Somali Islamists advance to town near govt base
Aug 15, 2006 (BAIDOA) — Islamic militiamen have advanced to a southern Somali town close to the weak transitional government’s base, officials and residents said Tuesday, a move the government may view as aggression but which at least one Islamic official says is an effort to resolve a dispute in the town.
In a dozen pickups mounted with machine-guns, the militiamen rolled into the town of Bur Haqaba at about 1200 local time, said a resident.
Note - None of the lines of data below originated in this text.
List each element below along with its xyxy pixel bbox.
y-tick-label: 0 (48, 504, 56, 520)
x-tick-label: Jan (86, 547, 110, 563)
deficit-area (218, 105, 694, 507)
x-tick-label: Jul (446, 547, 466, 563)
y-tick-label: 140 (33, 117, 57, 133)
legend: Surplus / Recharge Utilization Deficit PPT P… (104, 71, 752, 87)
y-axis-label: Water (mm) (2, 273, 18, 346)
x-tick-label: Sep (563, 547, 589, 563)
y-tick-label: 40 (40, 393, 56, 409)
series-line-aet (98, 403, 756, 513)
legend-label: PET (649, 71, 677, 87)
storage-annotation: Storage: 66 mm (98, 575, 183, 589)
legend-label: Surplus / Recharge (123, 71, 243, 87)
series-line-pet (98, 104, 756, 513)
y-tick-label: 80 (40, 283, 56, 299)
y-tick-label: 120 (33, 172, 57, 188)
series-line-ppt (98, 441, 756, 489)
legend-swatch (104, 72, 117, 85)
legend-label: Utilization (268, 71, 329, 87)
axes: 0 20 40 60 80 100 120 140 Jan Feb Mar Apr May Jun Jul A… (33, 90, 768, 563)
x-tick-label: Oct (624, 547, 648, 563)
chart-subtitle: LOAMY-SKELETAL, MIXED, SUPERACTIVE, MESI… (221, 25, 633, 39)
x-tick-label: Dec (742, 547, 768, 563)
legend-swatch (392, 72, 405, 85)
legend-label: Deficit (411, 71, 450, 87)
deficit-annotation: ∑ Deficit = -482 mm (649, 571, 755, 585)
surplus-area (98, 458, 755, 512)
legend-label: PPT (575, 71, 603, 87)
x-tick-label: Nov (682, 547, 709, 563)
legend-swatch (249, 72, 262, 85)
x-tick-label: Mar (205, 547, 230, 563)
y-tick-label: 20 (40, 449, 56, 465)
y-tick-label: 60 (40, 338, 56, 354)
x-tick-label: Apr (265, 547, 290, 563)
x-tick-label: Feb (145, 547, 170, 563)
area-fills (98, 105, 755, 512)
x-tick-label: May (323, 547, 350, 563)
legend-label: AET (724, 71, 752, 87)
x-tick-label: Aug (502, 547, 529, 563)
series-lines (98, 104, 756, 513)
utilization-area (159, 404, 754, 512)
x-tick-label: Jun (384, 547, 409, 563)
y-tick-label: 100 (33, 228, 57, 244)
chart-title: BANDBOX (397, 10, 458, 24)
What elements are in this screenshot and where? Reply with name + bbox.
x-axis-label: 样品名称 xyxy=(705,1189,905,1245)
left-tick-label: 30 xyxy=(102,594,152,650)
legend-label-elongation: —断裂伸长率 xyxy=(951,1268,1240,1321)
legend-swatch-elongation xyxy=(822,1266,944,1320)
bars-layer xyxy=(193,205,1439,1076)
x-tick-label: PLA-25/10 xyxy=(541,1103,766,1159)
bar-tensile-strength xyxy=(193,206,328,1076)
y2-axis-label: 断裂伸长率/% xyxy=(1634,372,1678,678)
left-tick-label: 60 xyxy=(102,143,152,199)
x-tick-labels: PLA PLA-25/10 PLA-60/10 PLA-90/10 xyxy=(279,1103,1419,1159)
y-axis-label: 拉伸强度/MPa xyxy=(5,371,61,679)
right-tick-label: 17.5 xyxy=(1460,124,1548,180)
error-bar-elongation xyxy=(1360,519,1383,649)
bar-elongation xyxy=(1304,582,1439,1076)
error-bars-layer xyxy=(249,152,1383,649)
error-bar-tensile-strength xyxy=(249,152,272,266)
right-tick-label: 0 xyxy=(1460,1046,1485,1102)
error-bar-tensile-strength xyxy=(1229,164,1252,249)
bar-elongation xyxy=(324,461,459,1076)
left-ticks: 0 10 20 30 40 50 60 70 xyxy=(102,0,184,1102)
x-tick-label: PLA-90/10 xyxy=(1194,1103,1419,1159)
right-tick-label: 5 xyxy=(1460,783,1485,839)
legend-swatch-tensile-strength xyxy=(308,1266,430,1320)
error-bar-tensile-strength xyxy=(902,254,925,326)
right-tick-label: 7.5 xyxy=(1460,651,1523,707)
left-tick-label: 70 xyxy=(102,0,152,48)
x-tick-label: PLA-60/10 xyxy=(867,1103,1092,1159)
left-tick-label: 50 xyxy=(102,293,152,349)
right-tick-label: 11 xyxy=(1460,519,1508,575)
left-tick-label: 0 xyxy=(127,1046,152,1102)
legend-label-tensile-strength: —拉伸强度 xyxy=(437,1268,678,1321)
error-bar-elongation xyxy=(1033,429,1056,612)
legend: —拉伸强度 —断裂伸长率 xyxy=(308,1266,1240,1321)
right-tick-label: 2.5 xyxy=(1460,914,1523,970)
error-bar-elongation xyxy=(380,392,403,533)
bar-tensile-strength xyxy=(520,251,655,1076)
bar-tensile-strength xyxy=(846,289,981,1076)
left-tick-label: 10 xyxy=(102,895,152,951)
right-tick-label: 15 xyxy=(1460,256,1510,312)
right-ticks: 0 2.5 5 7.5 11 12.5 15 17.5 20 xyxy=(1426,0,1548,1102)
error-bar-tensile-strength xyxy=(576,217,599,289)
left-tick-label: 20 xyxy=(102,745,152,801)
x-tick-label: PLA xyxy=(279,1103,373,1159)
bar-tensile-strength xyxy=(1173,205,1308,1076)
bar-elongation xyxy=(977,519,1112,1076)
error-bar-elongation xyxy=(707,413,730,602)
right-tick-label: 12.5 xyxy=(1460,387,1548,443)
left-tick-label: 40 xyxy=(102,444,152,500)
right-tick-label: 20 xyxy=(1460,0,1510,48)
On July 19, when the Islamists captured Bur Haqaba, troops from neighboring Ethiopia crossed into Somalia the following day and set up base in Baidoa, where the U.N.-backed transitional government has its temporary seat. Bur Haqaba is 60 kilometers south of Baidoa.
Ethiopia and the Somali transitional government it supports denied there were Ethiopian troops in the country, though the troops were seen by several witnesses crossing to Baidoa. The Islamic militia withdrew from Bur Haqaba after its July 19 advance.
Mad Issaaq Nuur, one of the Islamic militiamen who had advanced to Bur Haqaba Tuesday, told The AP they had gone there to mediate between rival clan militias in the town.
Other Islamic militiamen said the group had gone to Bur Haqaba to receive an unspecified number of militiamen defecting from the government side. They said they planned to return to the capital, Mogadishu, once they had received the defectors.
They said they didn’t intend to attack Baidoa, 240 kilometers northwest of Mogadishu, which the Islamic group controls together with most of southern Somalia.
In Mogadishu, an official of the Islamic group said that beginning Tuesday, their militia will patrol the streets of the capital to make it more secure and stable.
Security has been a private affair since Somalia’s government collapsed in 1991. Businessmen who had arms would be advised when and how to surrender their arsenals soon, said Abdirahman Ali Mudey, an information official of the Islamic courts group.
The rise of the fundamentalist militia in recent months has prompted concerns within Africa and worldwide. The U.S. accuses the group of harboring al-Qaida leaders responsible for deadly bombings at the U.S. embassies in Kenya and Tanzania in 1998. And the group’s imposition of strict religious courts has sparked fears of an emerging, Taliban-style regime.
Somalia hasn’t had an effective central government since warlords toppled longtime dictator Mohamed Siad Barre in 1991 and then turned on each other, plunging the country into anarchy.